22:完璧な帰結
「アンディ、こちらがソーニャ。今日から私付きの専属メイドにしてもらったわ。彼女が勇気を出し、リックの悪事を知らせてくれたの。おかげで大切な指輪を、すり替えられなくて済んだわ」
庭園に来てくれたアンディを、私は改めて応接室へ案内していた。
対面でソファに座る私達のところへ、お茶とスイーツを届けてくれたメイド。
それはソーニャだった。
「君がソーニャか。今回は勇気を出してくれて、ありがとう。ナタリーの大切な指輪が守られ、本当によかったよ。これからもナタリーのことを頼む」
「こちらこそ、恩情をかけていただき、ありがとうございます! このご恩は一生忘れません。これからナタリー様に、誠心誠意でお仕えします」
ソーニャは深々と頭を下げる。
「給金の件も、私の専属メイドになった分の手当てをつけるけど、それは明細を分けて渡すわ。なんとか貯金して、今後に役立てて頂戴ね」
「ナタリー様」
ソーニャは涙目になると、「別嬪さん。笑顔でいる方が幸運が舞い込むわよ」とブラウンがハンカチを渡す。これにはソーニャは驚きながらも「ブラウン様、ありがとうございます」と丁寧に頭を下げる。

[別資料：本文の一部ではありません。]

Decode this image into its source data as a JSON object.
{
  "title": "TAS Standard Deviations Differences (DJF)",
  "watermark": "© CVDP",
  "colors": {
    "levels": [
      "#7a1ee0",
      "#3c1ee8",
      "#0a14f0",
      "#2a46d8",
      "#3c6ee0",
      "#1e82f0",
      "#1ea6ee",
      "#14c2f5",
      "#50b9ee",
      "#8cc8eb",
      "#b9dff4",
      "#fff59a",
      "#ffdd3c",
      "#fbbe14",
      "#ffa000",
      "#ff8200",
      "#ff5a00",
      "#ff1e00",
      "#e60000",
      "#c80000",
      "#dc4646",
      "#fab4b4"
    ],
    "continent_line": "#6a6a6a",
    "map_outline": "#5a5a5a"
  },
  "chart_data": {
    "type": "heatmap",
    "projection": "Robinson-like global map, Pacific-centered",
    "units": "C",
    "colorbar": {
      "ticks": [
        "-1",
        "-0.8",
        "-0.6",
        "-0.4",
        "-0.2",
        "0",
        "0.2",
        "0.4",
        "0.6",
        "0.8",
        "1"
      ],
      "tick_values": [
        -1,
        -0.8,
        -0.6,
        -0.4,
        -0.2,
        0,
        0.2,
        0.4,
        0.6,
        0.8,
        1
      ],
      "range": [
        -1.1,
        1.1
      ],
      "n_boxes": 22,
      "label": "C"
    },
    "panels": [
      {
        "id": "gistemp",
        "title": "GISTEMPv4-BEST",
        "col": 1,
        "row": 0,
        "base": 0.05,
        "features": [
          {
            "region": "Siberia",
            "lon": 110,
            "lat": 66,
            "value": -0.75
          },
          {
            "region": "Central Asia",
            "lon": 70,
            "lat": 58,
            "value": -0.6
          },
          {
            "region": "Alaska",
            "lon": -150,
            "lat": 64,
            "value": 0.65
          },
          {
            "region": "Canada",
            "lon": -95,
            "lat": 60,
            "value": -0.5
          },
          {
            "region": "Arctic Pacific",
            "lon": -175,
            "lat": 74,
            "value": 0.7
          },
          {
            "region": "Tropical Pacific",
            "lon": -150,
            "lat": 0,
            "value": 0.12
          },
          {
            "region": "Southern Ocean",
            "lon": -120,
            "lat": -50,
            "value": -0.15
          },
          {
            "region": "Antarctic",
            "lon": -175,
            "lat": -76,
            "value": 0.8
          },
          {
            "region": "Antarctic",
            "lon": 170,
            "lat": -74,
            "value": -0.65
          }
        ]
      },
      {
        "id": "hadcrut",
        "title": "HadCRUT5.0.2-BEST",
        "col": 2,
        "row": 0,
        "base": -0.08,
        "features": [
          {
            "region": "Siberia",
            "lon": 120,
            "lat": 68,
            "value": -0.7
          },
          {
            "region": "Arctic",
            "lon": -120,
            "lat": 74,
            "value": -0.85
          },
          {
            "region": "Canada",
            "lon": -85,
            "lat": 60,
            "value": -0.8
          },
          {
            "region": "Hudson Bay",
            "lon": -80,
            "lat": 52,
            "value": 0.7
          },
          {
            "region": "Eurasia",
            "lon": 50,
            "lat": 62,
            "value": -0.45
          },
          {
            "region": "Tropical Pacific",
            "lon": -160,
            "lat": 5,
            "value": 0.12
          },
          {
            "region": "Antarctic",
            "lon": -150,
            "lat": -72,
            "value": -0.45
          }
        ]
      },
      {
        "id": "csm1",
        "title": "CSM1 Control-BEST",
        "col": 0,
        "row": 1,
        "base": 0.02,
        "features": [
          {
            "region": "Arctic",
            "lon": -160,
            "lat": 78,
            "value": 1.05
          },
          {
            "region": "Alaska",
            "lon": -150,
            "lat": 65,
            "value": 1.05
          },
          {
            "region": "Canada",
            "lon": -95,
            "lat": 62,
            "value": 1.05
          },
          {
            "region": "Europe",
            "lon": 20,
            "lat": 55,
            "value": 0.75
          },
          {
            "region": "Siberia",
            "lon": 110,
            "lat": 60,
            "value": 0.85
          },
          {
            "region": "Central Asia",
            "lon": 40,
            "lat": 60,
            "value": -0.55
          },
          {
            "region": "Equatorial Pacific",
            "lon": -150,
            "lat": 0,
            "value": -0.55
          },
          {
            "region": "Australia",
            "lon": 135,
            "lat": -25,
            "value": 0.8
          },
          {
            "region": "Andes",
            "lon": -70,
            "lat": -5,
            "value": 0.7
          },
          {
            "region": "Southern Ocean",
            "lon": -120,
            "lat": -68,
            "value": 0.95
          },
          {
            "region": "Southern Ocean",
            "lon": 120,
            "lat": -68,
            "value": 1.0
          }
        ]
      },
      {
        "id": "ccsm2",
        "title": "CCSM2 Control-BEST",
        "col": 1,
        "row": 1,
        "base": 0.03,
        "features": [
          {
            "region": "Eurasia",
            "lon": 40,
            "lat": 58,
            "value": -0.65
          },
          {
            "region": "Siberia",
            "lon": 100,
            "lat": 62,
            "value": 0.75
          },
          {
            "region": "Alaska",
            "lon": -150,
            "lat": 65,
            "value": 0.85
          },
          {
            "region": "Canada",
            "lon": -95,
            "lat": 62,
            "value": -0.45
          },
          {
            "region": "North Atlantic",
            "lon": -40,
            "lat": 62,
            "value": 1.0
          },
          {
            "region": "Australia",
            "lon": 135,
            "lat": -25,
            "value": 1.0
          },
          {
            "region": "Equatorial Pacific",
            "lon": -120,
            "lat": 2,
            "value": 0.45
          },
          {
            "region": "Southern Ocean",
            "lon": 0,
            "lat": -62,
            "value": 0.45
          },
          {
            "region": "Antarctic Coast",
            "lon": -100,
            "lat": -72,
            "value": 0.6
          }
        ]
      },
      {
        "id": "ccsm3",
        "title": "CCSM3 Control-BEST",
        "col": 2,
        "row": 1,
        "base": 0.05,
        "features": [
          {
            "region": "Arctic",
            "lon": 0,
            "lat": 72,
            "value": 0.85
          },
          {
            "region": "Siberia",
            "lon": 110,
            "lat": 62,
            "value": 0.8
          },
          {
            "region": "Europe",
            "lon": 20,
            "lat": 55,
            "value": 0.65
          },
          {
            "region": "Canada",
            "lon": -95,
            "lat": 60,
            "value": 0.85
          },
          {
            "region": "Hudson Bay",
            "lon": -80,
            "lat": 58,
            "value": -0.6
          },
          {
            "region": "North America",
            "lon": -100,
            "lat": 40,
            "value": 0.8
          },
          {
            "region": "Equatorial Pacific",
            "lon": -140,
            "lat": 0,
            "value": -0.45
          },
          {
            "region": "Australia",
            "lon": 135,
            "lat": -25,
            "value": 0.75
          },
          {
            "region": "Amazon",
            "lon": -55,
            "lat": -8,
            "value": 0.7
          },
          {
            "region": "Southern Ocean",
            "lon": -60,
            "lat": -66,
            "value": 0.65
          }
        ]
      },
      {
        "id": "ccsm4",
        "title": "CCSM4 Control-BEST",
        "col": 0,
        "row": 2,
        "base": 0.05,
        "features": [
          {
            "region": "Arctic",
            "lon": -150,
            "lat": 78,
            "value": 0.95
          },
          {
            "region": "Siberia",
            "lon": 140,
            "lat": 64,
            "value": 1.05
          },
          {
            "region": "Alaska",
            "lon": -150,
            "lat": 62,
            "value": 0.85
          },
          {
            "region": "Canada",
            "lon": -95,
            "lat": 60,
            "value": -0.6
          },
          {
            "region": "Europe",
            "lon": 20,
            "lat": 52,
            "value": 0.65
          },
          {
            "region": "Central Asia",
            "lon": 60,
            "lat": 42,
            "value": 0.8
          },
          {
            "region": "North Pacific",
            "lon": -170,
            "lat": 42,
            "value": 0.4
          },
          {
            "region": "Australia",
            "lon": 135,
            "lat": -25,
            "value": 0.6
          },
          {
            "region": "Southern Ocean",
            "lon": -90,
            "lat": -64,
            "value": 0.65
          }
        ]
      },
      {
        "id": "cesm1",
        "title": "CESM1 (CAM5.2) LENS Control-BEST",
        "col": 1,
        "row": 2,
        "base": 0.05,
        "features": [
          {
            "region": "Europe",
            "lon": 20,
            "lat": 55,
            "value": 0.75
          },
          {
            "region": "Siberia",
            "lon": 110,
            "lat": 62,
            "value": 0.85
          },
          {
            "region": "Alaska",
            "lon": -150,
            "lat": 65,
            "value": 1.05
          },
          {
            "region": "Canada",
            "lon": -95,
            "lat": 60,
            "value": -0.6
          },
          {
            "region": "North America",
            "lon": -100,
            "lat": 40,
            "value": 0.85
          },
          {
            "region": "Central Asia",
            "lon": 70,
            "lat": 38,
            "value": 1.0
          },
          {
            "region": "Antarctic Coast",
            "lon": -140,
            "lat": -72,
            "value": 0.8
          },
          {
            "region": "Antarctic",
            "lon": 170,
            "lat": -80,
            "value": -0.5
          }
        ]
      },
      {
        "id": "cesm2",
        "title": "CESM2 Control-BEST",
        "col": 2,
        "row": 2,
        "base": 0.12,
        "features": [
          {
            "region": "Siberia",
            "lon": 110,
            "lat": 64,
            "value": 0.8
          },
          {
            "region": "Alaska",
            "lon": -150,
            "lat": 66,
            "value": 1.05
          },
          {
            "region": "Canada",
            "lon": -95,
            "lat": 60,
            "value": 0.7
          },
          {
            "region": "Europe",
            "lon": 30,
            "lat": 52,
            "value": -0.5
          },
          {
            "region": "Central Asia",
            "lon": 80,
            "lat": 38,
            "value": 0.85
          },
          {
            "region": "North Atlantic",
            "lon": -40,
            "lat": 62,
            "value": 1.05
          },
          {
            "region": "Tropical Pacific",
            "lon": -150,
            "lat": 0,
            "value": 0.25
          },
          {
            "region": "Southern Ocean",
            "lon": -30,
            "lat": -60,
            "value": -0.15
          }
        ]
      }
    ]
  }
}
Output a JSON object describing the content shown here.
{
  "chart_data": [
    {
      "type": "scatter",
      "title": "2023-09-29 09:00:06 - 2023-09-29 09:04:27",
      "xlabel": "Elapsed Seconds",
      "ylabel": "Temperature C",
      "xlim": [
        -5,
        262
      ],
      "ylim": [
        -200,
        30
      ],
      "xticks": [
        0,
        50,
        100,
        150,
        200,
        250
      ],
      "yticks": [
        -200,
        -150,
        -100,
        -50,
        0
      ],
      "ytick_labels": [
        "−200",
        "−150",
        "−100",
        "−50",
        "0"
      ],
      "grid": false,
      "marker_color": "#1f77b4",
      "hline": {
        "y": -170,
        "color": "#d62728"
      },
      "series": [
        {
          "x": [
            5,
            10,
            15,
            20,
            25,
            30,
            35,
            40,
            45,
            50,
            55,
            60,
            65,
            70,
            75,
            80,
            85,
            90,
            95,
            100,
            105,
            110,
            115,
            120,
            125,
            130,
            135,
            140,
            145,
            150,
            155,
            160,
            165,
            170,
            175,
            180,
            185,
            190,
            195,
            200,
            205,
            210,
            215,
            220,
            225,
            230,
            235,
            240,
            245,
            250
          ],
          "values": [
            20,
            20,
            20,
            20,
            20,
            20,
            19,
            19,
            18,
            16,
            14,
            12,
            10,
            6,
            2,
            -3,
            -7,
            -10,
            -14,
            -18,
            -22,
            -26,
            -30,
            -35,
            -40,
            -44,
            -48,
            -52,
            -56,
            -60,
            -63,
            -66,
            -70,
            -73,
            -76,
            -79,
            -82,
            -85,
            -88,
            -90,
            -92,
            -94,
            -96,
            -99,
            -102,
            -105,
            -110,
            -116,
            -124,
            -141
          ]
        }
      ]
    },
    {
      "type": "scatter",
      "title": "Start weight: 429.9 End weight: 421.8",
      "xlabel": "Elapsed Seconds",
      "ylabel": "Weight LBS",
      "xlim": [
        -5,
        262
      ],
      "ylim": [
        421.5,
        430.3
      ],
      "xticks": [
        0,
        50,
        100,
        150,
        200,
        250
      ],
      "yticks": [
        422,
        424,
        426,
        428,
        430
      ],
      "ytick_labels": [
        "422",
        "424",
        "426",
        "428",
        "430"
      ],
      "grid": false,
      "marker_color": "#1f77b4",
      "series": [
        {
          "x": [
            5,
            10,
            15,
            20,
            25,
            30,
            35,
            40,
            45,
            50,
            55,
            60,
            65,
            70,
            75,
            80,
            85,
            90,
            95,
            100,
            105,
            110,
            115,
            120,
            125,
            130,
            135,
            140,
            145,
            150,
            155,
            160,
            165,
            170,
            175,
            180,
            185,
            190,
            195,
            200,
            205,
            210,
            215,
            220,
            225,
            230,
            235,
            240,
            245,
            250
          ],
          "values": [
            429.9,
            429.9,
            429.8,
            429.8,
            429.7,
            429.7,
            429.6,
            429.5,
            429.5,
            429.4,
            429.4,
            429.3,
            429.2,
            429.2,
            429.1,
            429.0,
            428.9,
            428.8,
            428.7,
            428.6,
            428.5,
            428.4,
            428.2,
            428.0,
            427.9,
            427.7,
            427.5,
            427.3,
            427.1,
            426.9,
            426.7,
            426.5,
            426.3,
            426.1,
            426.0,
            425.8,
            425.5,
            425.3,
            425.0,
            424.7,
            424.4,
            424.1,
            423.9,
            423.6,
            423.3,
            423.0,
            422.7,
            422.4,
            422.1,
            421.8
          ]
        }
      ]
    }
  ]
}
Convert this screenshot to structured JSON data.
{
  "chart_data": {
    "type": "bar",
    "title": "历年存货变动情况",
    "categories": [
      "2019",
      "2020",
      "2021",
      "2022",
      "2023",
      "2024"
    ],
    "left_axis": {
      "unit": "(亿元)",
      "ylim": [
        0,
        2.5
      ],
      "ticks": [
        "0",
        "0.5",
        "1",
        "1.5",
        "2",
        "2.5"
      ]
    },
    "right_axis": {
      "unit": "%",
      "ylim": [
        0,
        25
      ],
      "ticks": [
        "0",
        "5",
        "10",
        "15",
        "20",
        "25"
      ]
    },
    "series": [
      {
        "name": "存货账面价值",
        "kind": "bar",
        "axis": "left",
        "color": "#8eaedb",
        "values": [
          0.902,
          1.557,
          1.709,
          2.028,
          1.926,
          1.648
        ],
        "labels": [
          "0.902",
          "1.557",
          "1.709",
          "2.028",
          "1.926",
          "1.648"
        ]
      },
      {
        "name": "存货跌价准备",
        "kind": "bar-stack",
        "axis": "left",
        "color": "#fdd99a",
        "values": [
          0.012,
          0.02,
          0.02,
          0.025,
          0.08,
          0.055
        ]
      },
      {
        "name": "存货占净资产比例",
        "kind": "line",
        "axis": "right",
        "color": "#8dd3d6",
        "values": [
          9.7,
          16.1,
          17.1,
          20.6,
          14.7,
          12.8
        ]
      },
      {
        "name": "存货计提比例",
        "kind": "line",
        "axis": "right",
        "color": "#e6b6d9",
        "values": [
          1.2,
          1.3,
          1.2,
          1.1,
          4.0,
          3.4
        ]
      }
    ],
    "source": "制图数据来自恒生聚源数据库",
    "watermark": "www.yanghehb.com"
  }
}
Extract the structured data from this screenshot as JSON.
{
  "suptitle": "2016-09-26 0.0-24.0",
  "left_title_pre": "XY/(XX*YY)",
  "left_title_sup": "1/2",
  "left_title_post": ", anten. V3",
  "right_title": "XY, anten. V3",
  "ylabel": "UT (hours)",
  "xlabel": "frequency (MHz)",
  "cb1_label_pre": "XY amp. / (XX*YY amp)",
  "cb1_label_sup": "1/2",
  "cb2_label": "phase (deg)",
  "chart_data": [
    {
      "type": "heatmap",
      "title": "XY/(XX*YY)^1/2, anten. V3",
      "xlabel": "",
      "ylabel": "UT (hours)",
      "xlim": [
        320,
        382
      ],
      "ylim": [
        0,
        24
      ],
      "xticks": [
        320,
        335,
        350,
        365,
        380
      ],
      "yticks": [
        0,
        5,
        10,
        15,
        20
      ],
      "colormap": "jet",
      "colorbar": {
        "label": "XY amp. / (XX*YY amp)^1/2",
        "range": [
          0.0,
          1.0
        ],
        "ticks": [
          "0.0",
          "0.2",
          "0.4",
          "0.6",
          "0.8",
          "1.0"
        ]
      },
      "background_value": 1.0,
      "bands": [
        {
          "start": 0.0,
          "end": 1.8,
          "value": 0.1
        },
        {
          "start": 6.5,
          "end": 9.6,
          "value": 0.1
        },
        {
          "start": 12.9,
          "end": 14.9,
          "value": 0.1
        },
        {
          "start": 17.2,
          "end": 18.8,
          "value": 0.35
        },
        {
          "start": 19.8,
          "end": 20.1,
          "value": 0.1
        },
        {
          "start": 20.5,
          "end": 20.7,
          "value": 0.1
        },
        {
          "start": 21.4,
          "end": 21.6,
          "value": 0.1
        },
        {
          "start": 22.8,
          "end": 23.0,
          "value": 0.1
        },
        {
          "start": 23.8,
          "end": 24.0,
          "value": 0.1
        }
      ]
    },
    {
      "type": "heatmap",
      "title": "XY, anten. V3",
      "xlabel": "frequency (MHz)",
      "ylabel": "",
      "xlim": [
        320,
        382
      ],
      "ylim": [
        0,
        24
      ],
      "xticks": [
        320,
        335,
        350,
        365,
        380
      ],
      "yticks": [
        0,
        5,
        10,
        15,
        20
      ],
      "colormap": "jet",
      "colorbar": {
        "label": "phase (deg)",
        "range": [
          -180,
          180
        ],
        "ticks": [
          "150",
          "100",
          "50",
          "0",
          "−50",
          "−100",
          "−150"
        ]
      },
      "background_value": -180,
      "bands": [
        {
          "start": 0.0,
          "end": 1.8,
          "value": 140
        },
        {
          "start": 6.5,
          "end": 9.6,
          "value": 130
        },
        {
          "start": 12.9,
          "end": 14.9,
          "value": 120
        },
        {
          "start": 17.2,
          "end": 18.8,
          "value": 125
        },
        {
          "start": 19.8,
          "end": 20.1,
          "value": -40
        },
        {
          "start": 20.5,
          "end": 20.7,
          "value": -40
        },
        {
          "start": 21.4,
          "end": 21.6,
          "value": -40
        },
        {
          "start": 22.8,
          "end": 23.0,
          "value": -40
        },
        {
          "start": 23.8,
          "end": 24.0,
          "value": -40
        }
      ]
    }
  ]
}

するとブラウンは「御礼は……胡桃でいいわよ」「勿論ですよ。ブラウン様とパール様のおやつも持参しています」と、ソーニャは白のエプロンのポケットから、胡桃とキャベツの葉を取り出した。
「「わーい」」とブラウンとパールが飛びつく。
ソーニャはブラウンとパールのそばにしゃがみ、三人でおしゃべりが始まった。
一方のアンディと私は、お互いに目を合わせ、微笑み合うことになる。
「ナタリー、うまくいった? 俺は登場しない方がよかったかな?」
「大成功よ。アンディが来てくれて、良かったわ! だってこれでガッツリ、リリィからリックを引き離すことができるもの。それにカウンセリングや司祭と話すことで、弟の……リックの洗脳も、解けると思うの。どう考えても善悪の判断ができている状態ではないし、あの姿を見たでしょう? 身だしなみを大切にする貴族なのに。そうとは思えない状態。リックが今、身を置いている状況はおかしいと思うの」
アンディは紅茶を口に運び、同意を示す。
「この応接室に向かい歩いている最中、ナタリーはお茶会の様子を話してくれただろう。それを聞く限り、リックは……常軌を逸している。いくら家族であっても、指輪を偽物とすり替えるなんて、れっきとした犯罪だから。貴族は特権階級と言われるし、家族間の問題は家庭内で解決が多い。でも今回の件は、窃盗罪や詐欺罪に問える。そもそも道義的に許されることでもない。リックが事の重大さを認識していないところも……大きな問題だと思う」
「それはその通りだと思うわ。もしアンディがあの場に来てくれなかったら、父親がリックを一喝し、もしかすると『勘当だ!』となったかもしれない。でもそれでは抜本的な解決にならないわ。むしろ今のリックなら、勘当に大喜びしていたかもしれない。だって歯止めがなくなるから。さらにリリィに心酔したかもしれない」
それこそ勘当したら、リックの消息はつかめなくなり、私への嫌がらせがエスカレートする可能性もあった。私に怪我をさせるような事態にだってなりかねない。よってリックの心のリハビリを兼ねた幽閉が落としどころになり、正解だと思えた。
「ではベストタイミングで登場できたのか」
「まさに完璧だったわ」
「だけど今回の舞台を整えたのは、ナタリーだ。すごいと思うよ」
アンディに褒められた私は、なんだかメロメロになりそう。
ただ本当に。
うまく行ってよかったと思う。
そもそものきっかけは、ソーニャだった。
いつも私についている専属メイドの代わりで、私のところへ来てくれたソーニャ。
バスルームで初めて会話をした。
それまでは廊下ですれ違い、挨拶をする程度だった。
そのソーニャは、少し様子が変だと思ったが……。
何かおかしいと確信たのは、髪を乾かしてもらっている時だ。
他のメイド達がおしゃべりをする中、ソーニャだけが会話に入らず、黙々と私の髪の手入れをしている。何か考え事をしているようだった。
何をそんなに考え込んでいるのかしら?
もし深刻な悩みなら、助けてあげたい……と思ったら、魔法が発動していた。
そしてソーニャの置かれている状況が、分かってしまったのだ。